Jane Parsons, consumer spokeswoman at Citizens Advice, said: “Shopping should be simple and stress-free, but every year we hear from thousands of frustrated people who have a tough time trying to resolve issues with retailers and sellers.

Consumers face all kinds of problems from receiving faulty items, to waiting weeks for deliveries and poor customer service. Plus, the ever-increasing use of AI makes it easier for scammers to trick people into buying items that look nothing like the images advertised.

“It’s important consumers know what steps to take before they part with their cash or after there’s an issue. It can make all the difference in avoiding a trap or getting a refund.”

Mike Andrews, national coordinator of the National Trading Standards eCrime Team, said: “Online retail scams leave shoppers out of pocket and understandably frustrated.

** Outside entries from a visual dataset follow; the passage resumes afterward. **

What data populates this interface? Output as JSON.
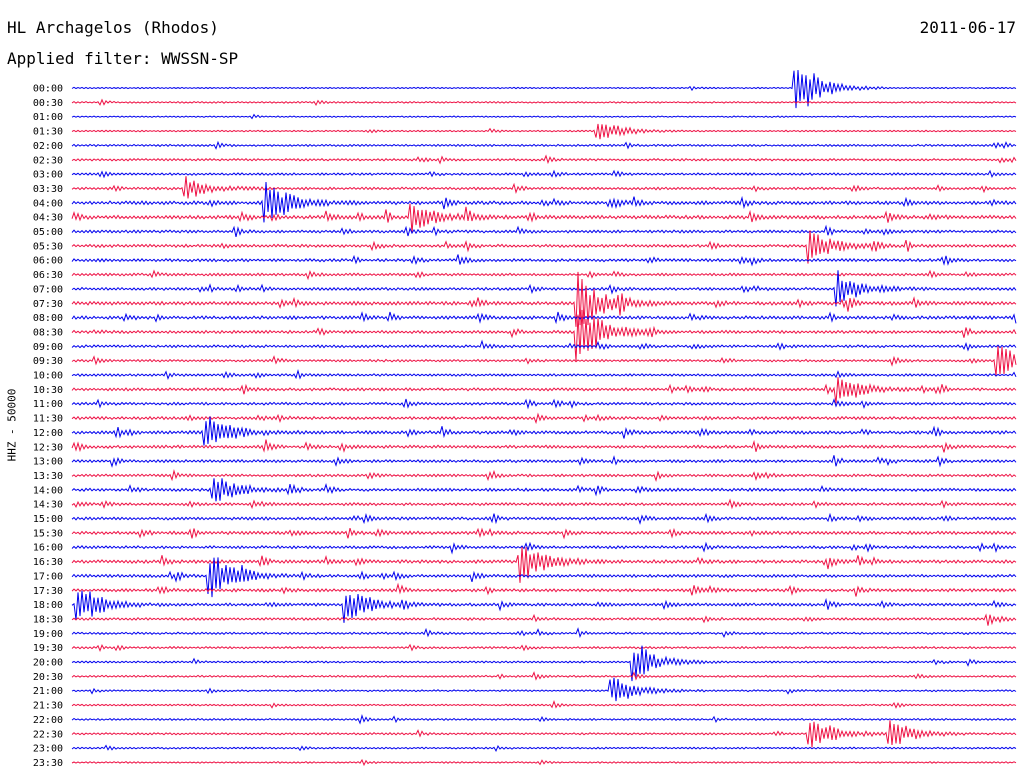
{
  "header": {
    "station": "HL Archagelos (Rhodos)",
    "date": "2011-06-17",
    "filter": "Applied filter: WWSSN-SP"
  },
  "chart_data": {
    "type": "line",
    "title": "HL Archagelos (Rhodos)",
    "ylabel": "HHZ - 50000",
    "xlabel": "",
    "y_tick_labels": [
      "00:00",
      "00:30",
      "01:00",
      "01:30",
      "02:00",
      "02:30",
      "03:00",
      "03:30",
      "04:00",
      "04:30",
      "05:00",
      "05:30",
      "06:00",
      "06:30",
      "07:00",
      "07:30",
      "08:00",
      "08:30",
      "09:00",
      "09:30",
      "10:00",
      "10:30",
      "11:00",
      "11:30",
      "12:00",
      "12:30",
      "13:00",
      "13:30",
      "14:00",
      "14:30",
      "15:00",
      "15:30",
      "16:00",
      "16:30",
      "17:00",
      "17:30",
      "18:00",
      "18:30",
      "19:00",
      "19:30",
      "20:00",
      "20:30",
      "21:00",
      "21:30",
      "22:00",
      "22:30",
      "23:00",
      "23:30"
    ],
    "trace_colors": [
      "#0000ee",
      "#ee1144"
    ],
    "trace_activity": [
      0.05,
      0.15,
      0.05,
      0.12,
      0.3,
      0.35,
      0.4,
      0.45,
      0.8,
      0.85,
      0.55,
      0.6,
      0.6,
      0.5,
      0.55,
      0.8,
      0.7,
      0.6,
      0.5,
      0.4,
      0.45,
      0.55,
      0.5,
      0.6,
      0.7,
      0.6,
      0.55,
      0.5,
      0.6,
      0.55,
      0.6,
      0.7,
      0.55,
      0.75,
      0.6,
      0.65,
      0.6,
      0.45,
      0.35,
      0.3,
      0.25,
      0.25,
      0.2,
      0.2,
      0.25,
      0.3,
      0.2,
      0.15
    ],
    "events": [
      {
        "trace": 0,
        "x": 0.765,
        "amp": 1.0
      },
      {
        "trace": 3,
        "x": 0.555,
        "amp": 0.35
      },
      {
        "trace": 7,
        "x": 0.12,
        "amp": 0.3
      },
      {
        "trace": 8,
        "x": 0.205,
        "amp": 0.6
      },
      {
        "trace": 9,
        "x": 0.36,
        "amp": 0.4
      },
      {
        "trace": 11,
        "x": 0.78,
        "amp": 0.45
      },
      {
        "trace": 14,
        "x": 0.81,
        "amp": 0.5
      },
      {
        "trace": 15,
        "x": 0.535,
        "amp": 0.9
      },
      {
        "trace": 17,
        "x": 0.535,
        "amp": 1.0
      },
      {
        "trace": 19,
        "x": 0.98,
        "amp": 0.5
      },
      {
        "trace": 21,
        "x": 0.81,
        "amp": 0.5
      },
      {
        "trace": 24,
        "x": 0.14,
        "amp": 0.55
      },
      {
        "trace": 28,
        "x": 0.15,
        "amp": 0.45
      },
      {
        "trace": 33,
        "x": 0.475,
        "amp": 0.6
      },
      {
        "trace": 34,
        "x": 0.145,
        "amp": 0.7
      },
      {
        "trace": 36,
        "x": 0.005,
        "amp": 0.6
      },
      {
        "trace": 36,
        "x": 0.29,
        "amp": 0.5
      },
      {
        "trace": 40,
        "x": 0.595,
        "amp": 0.5
      },
      {
        "trace": 42,
        "x": 0.57,
        "amp": 0.45
      },
      {
        "trace": 45,
        "x": 0.78,
        "amp": 0.4
      },
      {
        "trace": 45,
        "x": 0.865,
        "amp": 0.45
      }
    ]
  }
}
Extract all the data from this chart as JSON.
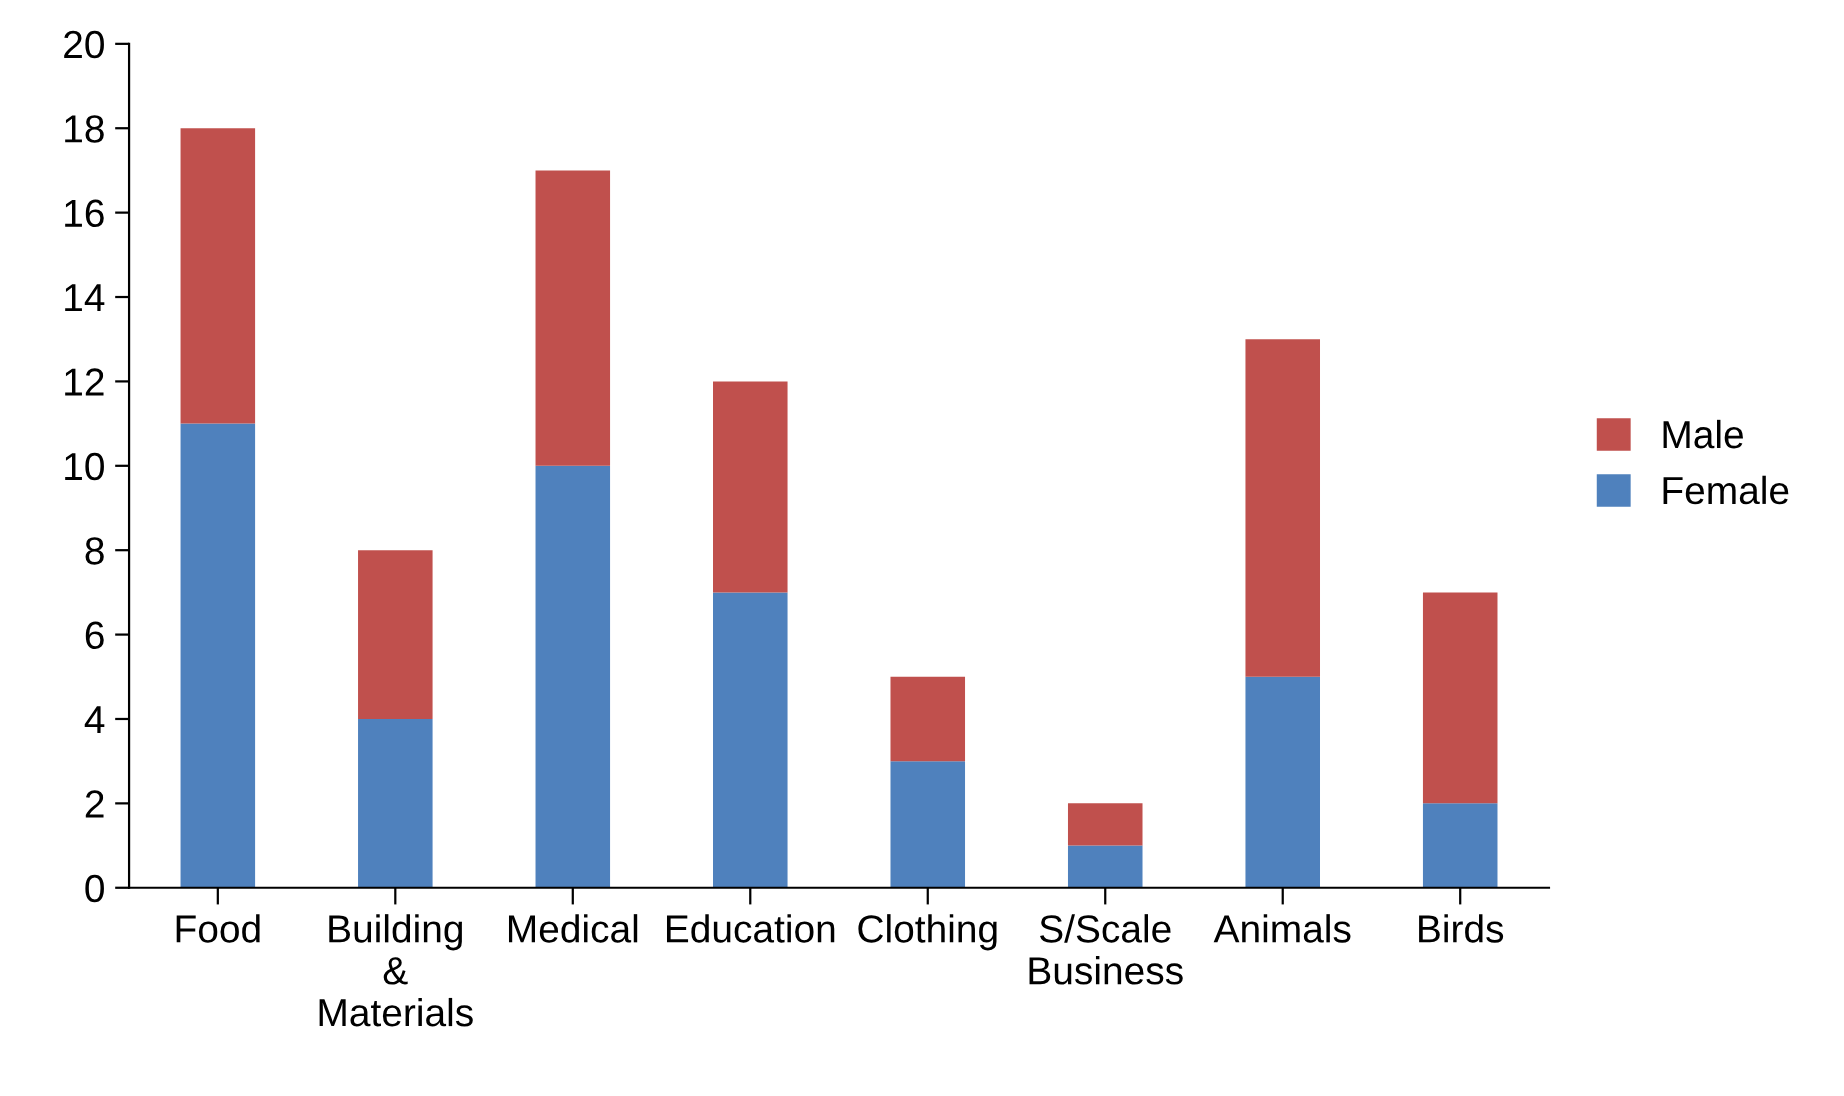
{
  "chart_data": {
    "type": "bar",
    "stacked": true,
    "categories": [
      "Food",
      "Building\n&\nMaterials",
      "Medical",
      "Education",
      "Clothing",
      "S/Scale\nBusiness",
      "Animals",
      "Birds"
    ],
    "series": [
      {
        "name": "Female",
        "color": "#4f81bd",
        "values": [
          11,
          4,
          10,
          7,
          3,
          1,
          5,
          2
        ]
      },
      {
        "name": "Male",
        "color": "#c0504d",
        "values": [
          7,
          4,
          7,
          5,
          2,
          1,
          8,
          5
        ]
      }
    ],
    "ylim": [
      0,
      20
    ],
    "yticks": [
      0,
      2,
      4,
      6,
      8,
      10,
      12,
      14,
      16,
      18,
      20
    ],
    "grid": false,
    "legend": "right"
  }
}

“What appears to be a genuine retailer can turn out to be a fake website, a misleading advert or goods that never arrive.

“Criminals are increasingly using professional-looking sites and convincing promotions to exploit people’s confidence in well-known brands.

“We would encourage consumers to pause before buying online – check the retailer using a URL checker from a reputable website like Get Safe Online, be cautious of offers that seem too good to be true, avoid buying directly through social media adverts and always pay by card or a secure payment platform.”

UK consumer laws are difficult to enforce when sellers turn out to be based overseas.

Citizens Advice suggests the following before buying from an unfamiliar company:

– Check reviews on search engines and third party websites– Watch out for heavily discounted, ‘too good to be true’ prices and huge closing down sales– Be mindful of the targeted shopping adverts in your social media feeds – this is often how customers are drawn in– Consider whether images used to advertise an item were created by AI. This can be difficult, but look for overly airbrushed images, inconsistent textures or distortions on the face and body– Check the company’s website delivery information. Overseas stores offer shipping to the UK in a much longer timeframe than a genuine UK brand would– If you’ve been caught out by this type of scam and you paid by debit or credit card, you may be able to use a ‘chargeback scheme’ or a ‘section 75’ claim to get a refund.